= Rancho Corte Madera de Novato =

Mexican land grant in California

Rancho Corte Madera de Novato was a 8879 acre Mexican land grant in present day Marin County, California given in 1839 by Governor Juan Alvarado to John Martin. The name means the "lumber mill of Novato". The grant extended along Hicks Valley north west of present day Novato.

==History==
Englishman John (Juan) Martin (1787-1860) came to Yerba Buena in 1822, on the "Orion" (which also brought William A. Richardson). In 1826, Martin married Maria Tomasa Antonia Dominga Cantua, and settled at the Presidio of San Francisco. By 1832, he was farming near Sonoma. In 1837 he moved to Corte Madera de Novato where he was granted two square leagues in 1840. He lived there with his wife and the families of his children.

With the cession of California to the United States following the Mexican-American War, the 1848 Treaty of Guadalupe Hidalgo provided that the land grants would be honored. As required by the Land Act of 1851, a claim for Rancho Corte Madera de Novato was filed with the Public Land Commission in 1852, and the grant was patented to John Martin in 1863.
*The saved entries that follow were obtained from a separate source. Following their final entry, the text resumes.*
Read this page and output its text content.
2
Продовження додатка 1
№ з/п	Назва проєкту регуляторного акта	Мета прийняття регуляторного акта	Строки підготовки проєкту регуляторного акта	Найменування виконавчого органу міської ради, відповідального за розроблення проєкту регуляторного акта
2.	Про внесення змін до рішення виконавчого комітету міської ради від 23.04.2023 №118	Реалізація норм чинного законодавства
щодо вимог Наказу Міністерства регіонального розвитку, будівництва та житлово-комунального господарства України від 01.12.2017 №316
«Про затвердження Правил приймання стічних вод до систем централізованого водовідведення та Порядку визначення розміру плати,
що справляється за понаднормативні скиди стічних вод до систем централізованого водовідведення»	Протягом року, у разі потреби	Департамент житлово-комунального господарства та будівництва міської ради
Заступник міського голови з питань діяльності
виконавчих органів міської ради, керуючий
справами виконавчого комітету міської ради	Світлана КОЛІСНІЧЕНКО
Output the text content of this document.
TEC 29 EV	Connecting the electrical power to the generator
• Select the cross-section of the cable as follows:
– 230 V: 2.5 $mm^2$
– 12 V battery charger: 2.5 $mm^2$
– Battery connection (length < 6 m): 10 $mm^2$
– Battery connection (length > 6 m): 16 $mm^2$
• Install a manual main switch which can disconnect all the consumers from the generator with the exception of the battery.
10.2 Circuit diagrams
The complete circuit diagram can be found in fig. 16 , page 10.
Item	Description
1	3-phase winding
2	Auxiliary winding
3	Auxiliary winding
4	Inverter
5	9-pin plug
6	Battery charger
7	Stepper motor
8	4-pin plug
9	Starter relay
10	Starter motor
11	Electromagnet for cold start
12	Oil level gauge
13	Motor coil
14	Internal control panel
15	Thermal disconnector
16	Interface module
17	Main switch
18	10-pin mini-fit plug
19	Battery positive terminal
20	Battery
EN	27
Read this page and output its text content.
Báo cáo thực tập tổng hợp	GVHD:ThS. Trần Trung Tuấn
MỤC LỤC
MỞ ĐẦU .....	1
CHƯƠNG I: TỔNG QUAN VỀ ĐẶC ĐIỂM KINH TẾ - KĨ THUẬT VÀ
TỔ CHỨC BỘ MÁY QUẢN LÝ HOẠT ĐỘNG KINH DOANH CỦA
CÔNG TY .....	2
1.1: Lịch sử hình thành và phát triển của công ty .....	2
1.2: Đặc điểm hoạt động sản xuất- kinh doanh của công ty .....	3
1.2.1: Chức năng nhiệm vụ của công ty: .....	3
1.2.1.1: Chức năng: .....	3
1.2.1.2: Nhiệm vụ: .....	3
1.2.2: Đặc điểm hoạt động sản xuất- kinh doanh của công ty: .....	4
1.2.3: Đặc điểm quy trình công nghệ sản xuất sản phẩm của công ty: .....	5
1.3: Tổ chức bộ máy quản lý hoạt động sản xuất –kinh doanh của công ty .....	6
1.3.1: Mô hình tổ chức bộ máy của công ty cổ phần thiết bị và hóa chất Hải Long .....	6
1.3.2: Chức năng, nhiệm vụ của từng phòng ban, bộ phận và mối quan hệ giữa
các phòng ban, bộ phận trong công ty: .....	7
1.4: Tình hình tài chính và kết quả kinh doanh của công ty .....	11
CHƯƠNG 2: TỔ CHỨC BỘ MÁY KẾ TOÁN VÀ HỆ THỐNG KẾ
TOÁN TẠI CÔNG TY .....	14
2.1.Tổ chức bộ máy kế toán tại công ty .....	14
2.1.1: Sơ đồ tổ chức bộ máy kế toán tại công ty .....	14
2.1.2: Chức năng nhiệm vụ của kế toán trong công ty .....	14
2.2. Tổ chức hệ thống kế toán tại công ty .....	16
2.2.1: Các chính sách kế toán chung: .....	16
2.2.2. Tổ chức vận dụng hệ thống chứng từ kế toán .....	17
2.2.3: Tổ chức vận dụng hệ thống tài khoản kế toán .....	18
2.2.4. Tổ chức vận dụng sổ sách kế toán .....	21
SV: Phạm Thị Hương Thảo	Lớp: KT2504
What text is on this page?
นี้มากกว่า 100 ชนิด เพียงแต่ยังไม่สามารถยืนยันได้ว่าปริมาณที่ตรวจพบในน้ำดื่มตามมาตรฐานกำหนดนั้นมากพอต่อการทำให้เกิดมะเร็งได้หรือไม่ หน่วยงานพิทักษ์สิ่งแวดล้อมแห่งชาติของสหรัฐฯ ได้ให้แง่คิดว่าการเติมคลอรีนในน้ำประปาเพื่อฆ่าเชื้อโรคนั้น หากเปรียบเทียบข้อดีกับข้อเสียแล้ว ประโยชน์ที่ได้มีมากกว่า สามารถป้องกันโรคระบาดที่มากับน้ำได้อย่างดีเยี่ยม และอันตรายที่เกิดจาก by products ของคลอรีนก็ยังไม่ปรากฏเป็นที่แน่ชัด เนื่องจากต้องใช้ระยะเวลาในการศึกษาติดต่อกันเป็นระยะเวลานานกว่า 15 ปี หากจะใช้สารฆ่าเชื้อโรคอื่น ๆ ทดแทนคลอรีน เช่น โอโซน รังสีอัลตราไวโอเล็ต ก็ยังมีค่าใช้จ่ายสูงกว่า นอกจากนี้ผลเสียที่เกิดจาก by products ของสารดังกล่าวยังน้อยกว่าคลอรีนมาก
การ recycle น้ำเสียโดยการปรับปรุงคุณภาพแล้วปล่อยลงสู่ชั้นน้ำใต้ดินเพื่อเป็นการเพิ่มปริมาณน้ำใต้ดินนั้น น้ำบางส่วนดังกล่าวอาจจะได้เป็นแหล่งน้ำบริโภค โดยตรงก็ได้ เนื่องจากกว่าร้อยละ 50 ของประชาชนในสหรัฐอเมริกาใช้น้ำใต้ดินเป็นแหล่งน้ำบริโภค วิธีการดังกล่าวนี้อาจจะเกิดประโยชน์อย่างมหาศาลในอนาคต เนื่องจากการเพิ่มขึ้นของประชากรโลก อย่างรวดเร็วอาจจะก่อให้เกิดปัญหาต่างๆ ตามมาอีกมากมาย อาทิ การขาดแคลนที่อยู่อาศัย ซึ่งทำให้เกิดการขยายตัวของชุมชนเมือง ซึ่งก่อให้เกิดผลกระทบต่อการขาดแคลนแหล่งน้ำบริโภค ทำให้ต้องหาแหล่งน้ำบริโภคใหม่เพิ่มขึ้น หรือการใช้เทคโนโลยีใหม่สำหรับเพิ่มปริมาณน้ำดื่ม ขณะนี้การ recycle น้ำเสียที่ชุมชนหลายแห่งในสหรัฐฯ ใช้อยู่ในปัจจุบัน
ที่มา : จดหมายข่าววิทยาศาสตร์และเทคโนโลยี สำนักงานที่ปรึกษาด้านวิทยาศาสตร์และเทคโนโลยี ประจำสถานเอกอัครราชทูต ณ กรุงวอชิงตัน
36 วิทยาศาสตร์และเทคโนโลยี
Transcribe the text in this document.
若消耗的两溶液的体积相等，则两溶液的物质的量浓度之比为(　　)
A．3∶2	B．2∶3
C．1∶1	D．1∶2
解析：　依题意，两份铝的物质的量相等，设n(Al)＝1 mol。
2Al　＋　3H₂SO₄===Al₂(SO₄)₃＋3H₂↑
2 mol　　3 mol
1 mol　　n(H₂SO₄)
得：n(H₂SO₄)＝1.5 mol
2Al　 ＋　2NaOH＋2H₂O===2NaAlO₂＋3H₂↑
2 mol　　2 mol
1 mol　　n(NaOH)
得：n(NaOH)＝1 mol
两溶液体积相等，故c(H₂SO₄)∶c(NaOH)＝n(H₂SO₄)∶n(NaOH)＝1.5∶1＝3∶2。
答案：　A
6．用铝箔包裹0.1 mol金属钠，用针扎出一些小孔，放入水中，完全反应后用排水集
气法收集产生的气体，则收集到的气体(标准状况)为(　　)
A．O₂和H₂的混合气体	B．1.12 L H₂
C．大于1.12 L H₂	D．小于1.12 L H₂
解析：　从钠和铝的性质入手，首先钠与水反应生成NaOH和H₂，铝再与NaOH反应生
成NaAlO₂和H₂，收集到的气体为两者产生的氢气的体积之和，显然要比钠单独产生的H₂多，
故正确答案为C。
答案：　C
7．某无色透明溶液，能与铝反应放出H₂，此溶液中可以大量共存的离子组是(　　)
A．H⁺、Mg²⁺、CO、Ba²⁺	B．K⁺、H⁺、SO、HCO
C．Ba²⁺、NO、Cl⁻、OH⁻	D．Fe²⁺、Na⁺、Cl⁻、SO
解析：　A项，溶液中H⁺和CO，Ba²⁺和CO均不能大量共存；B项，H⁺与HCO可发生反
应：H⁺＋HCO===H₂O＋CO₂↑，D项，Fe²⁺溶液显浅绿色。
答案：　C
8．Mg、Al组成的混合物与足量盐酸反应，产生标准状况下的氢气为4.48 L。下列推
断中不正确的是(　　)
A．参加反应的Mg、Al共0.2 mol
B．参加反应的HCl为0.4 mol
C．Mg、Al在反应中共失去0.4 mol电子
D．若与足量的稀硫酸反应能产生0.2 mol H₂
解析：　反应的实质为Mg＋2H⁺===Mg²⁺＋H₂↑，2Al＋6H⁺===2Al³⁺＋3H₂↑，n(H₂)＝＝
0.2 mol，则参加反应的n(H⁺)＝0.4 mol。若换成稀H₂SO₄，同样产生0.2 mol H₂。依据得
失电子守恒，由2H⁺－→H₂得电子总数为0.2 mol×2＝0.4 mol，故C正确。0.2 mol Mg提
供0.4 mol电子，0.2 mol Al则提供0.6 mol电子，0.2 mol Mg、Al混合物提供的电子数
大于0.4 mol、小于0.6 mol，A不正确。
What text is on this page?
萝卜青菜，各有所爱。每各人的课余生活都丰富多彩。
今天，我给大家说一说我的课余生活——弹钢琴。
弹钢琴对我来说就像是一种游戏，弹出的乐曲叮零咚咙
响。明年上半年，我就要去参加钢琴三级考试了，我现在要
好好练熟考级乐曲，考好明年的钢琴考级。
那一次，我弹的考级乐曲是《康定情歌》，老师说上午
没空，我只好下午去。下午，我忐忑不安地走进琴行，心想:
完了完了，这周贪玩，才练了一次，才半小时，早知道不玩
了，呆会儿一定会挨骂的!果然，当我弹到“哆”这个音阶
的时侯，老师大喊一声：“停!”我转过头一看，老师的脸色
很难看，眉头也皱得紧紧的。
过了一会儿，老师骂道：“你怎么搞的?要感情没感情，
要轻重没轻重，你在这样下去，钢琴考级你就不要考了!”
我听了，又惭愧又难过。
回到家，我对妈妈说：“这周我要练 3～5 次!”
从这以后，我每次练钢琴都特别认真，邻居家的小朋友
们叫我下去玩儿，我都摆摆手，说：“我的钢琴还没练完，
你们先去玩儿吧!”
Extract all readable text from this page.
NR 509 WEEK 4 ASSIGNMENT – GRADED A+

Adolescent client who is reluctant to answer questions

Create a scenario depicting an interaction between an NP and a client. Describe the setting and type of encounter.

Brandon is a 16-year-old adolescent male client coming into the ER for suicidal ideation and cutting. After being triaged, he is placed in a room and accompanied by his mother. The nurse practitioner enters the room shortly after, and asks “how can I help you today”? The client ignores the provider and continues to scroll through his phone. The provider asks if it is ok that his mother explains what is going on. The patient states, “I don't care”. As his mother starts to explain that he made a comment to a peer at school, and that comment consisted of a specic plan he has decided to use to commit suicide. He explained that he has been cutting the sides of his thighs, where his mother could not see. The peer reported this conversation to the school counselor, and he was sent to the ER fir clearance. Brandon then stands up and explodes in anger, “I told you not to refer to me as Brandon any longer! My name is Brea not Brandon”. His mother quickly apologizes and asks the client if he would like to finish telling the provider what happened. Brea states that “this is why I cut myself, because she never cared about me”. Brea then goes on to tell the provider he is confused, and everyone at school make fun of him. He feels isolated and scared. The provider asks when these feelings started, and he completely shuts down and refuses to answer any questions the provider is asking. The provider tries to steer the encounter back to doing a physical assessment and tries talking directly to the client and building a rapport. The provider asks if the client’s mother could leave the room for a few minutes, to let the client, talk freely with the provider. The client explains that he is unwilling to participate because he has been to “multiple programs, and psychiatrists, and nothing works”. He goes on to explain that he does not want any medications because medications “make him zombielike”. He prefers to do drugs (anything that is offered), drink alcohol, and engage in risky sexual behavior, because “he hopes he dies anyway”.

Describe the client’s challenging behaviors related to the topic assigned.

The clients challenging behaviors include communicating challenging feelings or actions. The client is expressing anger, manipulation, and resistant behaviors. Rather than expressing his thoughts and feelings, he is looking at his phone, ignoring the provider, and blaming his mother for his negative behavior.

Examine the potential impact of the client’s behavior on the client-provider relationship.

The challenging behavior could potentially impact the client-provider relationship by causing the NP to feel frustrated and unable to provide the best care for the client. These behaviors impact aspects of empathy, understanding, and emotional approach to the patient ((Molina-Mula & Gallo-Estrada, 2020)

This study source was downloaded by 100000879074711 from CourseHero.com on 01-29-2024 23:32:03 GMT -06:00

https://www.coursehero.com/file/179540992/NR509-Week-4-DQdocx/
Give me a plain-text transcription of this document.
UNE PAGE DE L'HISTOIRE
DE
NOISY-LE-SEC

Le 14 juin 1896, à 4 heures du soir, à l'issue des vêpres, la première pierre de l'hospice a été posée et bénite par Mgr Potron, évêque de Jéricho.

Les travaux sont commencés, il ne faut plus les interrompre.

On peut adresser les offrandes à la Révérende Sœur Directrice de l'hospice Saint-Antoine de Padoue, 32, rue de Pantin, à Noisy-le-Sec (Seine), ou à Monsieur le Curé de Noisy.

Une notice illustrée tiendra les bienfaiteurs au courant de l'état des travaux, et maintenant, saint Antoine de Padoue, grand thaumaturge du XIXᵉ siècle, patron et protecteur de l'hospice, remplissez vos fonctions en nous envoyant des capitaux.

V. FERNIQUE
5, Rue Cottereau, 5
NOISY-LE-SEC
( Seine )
In 1852, Martin sold one square mile of the rancho to their daughter, Loretta and her husband, George Brewer. At the same time they granted another square mile to Loretta alone. In 1853, George Brewer, tried to have John Martin declared mentally incompetent, but lost the court case, and Martin began to divest himself of his land holdings. Brewer died in 1853, and Martin and Tomasa lived with Loretta. John Martin was dead by 1860, and Tomasa married Manuel Barra.

In 1855, William ("Uncle Billy") Hicks (1817-1884), who came to California with the Chiles-Walker party in 1843, bought 4000 acre of Rancho Corte Madera de Novato. He was an absentee landlord, living on Rancho Sanjon de los Moquelumnes, but Hicks Valley, and Hicks Mountain are named for him.